In their study, they found that traits of antisocial personality disorder (ASPD) were linked to psychological aggression perpetration both directly and indirectly, through distress tolerance and problematic use of alcohol. They also found that ASPD traits were linked to elevated problems with alcohol, which was linked to psychological aggression perpetration.

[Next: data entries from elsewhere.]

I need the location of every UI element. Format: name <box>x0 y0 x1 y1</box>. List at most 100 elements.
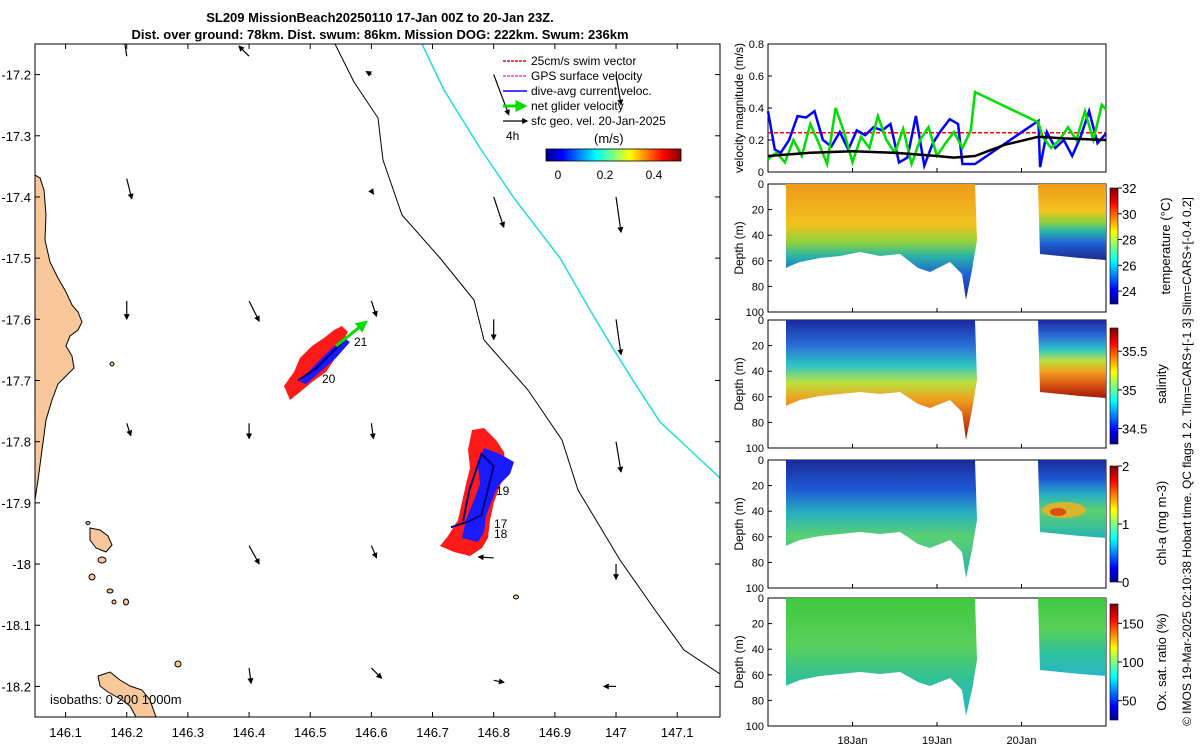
geo-velocity-arrow <box>124 44 128 57</box>
map-xtick-label: 146.1 <box>49 725 82 740</box>
depth-tick-label: 20 <box>752 341 764 353</box>
legend-net-velocity: net glider velocity <box>531 99 624 113</box>
geo-velocity-arrow <box>126 178 134 200</box>
day-label-21: 21 <box>354 335 368 349</box>
map-x-axis: 146.1 146.2 146.3 146.4 146.5 146.6 146.7 146.8… <box>49 44 693 740</box>
colorbar-label: (m/s) <box>594 131 624 146</box>
velocity-ytick-label: 0.8 <box>749 39 764 51</box>
depth-axis-label: Depth (m) <box>732 357 746 410</box>
map-legend: 25cm/s swim vector GPS surface velocity … <box>503 54 666 143</box>
velocity-series-sfc-geo-vel- <box>767 135 1107 159</box>
chla-max-patch <box>1042 502 1086 518</box>
isobath-200m <box>334 44 720 675</box>
cbar-tick-label: 0 <box>1122 575 1129 590</box>
cbar-tick-label: 150 <box>1122 616 1144 631</box>
salinity-panel: 0 20 40 60 80 100 Depth (m) <box>732 315 1107 455</box>
map-xtick-label: 146.4 <box>233 725 266 740</box>
depth-tick-label: 80 <box>752 417 764 429</box>
chla-panel: 0 20 40 60 80 100 Depth (m) <box>732 455 1107 595</box>
map-ytick-label: -17.5 <box>1 251 31 266</box>
legend-dive-avg: dive-avg current veloc. <box>531 84 652 98</box>
depth-tick-label: 20 <box>752 205 764 217</box>
depth-axis-label: Depth (m) <box>732 221 746 274</box>
speed-colorbar: (m/s) 0 0.2 0.4 <box>545 131 682 182</box>
time-tick-label: 18Jan <box>838 735 868 747</box>
cbar-tick-label: 100 <box>1122 655 1144 670</box>
figure-title-line2: Dist. over ground: 78km. Dist. swum: 86k… <box>131 27 629 42</box>
colorbar-tick-0.4: 0.4 <box>646 168 663 182</box>
cbar-tick-label: 24 <box>1122 284 1136 299</box>
temperature-panel: 0 20 40 60 80 100 Depth (m) <box>732 179 1107 319</box>
colorbar-tick-0.2: 0.2 <box>597 168 614 182</box>
glider-track-south <box>450 452 495 529</box>
cbar-tick-label: 35 <box>1122 383 1136 398</box>
geo-velocity-arrow <box>369 423 376 440</box>
geo-velocity-arrow <box>247 667 254 685</box>
geo-velocity-arrow <box>370 667 383 679</box>
figure-title-line1: SL209 MissionBeach20250110 17-Jan 00Z to… <box>206 10 554 25</box>
map-ytick-label: -18 <box>12 557 31 572</box>
time-tick-label: 19Jan <box>922 735 952 747</box>
map-ytick-label: -18.2 <box>1 679 31 694</box>
legend-swim-vector: 25cm/s swim vector <box>531 54 636 68</box>
oxygen-panel: 0 20 40 60 80 100 Depth (m) <box>732 593 1107 733</box>
island-south <box>97 671 157 717</box>
depth-axis-label: Depth (m) <box>732 497 746 550</box>
depth-tick-label: 40 <box>752 644 764 656</box>
temperature-cbar-label: temperature (°C) <box>1158 198 1173 295</box>
isobath-note: isobaths: 0 200 1000m <box>50 692 182 707</box>
depth-tick-label: 100 <box>746 721 764 733</box>
velocity-ytick-label: 0.4 <box>749 103 764 115</box>
legend-gps-velocity: GPS surface velocity <box>531 69 642 83</box>
small-islands <box>85 361 519 668</box>
velocity-ylabel: velocity magnitude (m/s) <box>732 43 746 173</box>
depth-tick-label: 100 <box>746 443 764 455</box>
depth-tick-label: 80 <box>752 281 764 293</box>
map-ytick-label: -17.8 <box>1 435 31 450</box>
geo-velocity-arrow <box>248 300 260 323</box>
depth-tick-label: 0 <box>758 315 764 327</box>
geo-velocity-arrow <box>370 545 378 559</box>
geo-velocity-arrow <box>615 196 624 234</box>
geo-velocity-arrow <box>615 441 624 473</box>
velocity-ytick-label: 0.6 <box>749 71 764 83</box>
map-xtick-label: 146.8 <box>477 725 510 740</box>
cbar-tick-label: 28 <box>1122 233 1136 248</box>
geo-velocity-arrow <box>615 74 624 106</box>
geo-velocity-arrow <box>368 188 375 195</box>
geo-velocity-arrow <box>248 545 260 565</box>
oxygen-axes: 0 20 40 60 80 100 Depth (m) <box>732 593 772 733</box>
geo-velocity-arrow <box>365 70 373 77</box>
geo-velocity-arrow <box>493 678 505 685</box>
net-velocity-arrow-map <box>335 320 368 348</box>
depth-tick-label: 20 <box>752 619 764 631</box>
depth-tick-label: 60 <box>752 256 764 268</box>
temperature-axes: 0 20 40 60 80 100 Depth (m) <box>732 179 772 319</box>
velocity-y-axis: 0 0.2 0.4 0.6 0.8 <box>749 39 772 179</box>
geo-velocity-arrow <box>477 554 494 561</box>
velocity-series <box>766 90 1107 171</box>
map-xtick-label: 146.6 <box>355 725 388 740</box>
depth-tick-label: 60 <box>752 670 764 682</box>
cbar-tick-label: 50 <box>1122 694 1136 709</box>
geo-velocity-arrow <box>493 74 510 116</box>
map-xtick-label: 146.7 <box>416 725 449 740</box>
map-xtick-label: 146.5 <box>294 725 327 740</box>
salinity-axes: 0 20 40 60 80 100 Depth (m) <box>732 315 772 455</box>
legend-sfc-geo: sfc geo. vel. 20-Jan-2025 <box>531 114 666 128</box>
day-label-19: 19 <box>496 484 510 498</box>
heatmap-colorbar-ticks: 24 26 28 30 32 34.5 35 35.5 0 1 2 50 100 150 <box>1118 181 1147 709</box>
velocity-ytick-label: 0 <box>758 167 764 179</box>
swim-vector-cloud-north <box>284 326 348 400</box>
day-label-18: 18 <box>494 527 508 541</box>
depth-tick-label: 0 <box>758 455 764 467</box>
map-xtick-label: 147.1 <box>661 725 694 740</box>
geo-velocity-arrow <box>370 300 378 318</box>
depth-tick-label: 60 <box>752 392 764 404</box>
time-axis: 18Jan 19Jan 20Jan <box>838 168 1036 747</box>
depth-tick-label: 80 <box>752 695 764 707</box>
depth-tick-label: 0 <box>758 179 764 191</box>
depth-tick-label: 40 <box>752 506 764 518</box>
depth-tick-label: 100 <box>746 307 764 319</box>
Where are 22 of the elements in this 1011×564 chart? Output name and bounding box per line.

Domestic Violence Essential Reads
However, when they controlled for psychological aggression perpetration, they found that neither distress tolerance nor problems with alcohol explained the relationship between traits related to ASPD traits and physical assault. They opine, “It is plausible that alcohol problems increased participants’ susceptibility to involvement in antisocial activities, including IPV perpetration, thereby reducing the likelihood that distress tolerance would account for the relationship.”
Future research will no doubt examine whether substances other than alcohol may increase susceptibility to IPV perpetration in the same fashion. Also note that in correlational studies, it's always possible that hidden variables (such as personality traits or psychopathology) could explain the association between the variables under examination.
Targeting All Forms of Domestic Abuse
Ideally, the goal is to prevent all forms of domestic abuse. Some abusers use psychological aggression to control their victims with domination, intimidation, and humiliation. Other toxic relationships include physical abuse, which can progress incrementally over a time—often culminating in significant physical harm.
In all cases, however, a familiarity with risk factors is helpful for both potential victims and abusers, with an eye toward intervention, treatment, and ultimately eradication of this often-deadly societal epidemic.
[i]Ryan C. Shorey, Ellen Haynes, Meagan Brem, Autumn Rae Florimbio, Hannah Grigorian, and Gregory L. Stuart, “Marijuana Use Is Associated With Intimate Partner Violence Perpetration Among Men Arrested for Domestic Violence,” Translational Issues in Psychological Science 4, no. 1, 2018, 108–118.
[ii]Megan J. Brem, Autumn Rae Florimbio, JoAnna Elmquist, Ryan C. Shorey, and Gregory L. Stuart, “Antisocial Traits, Distress Tolerance, and Alcohol Problems as Predictors of Intimate Partner Violence in Men Arrested for Domestic Violence,” Psychology of Violence 8, no. 1, 2018, 132–139.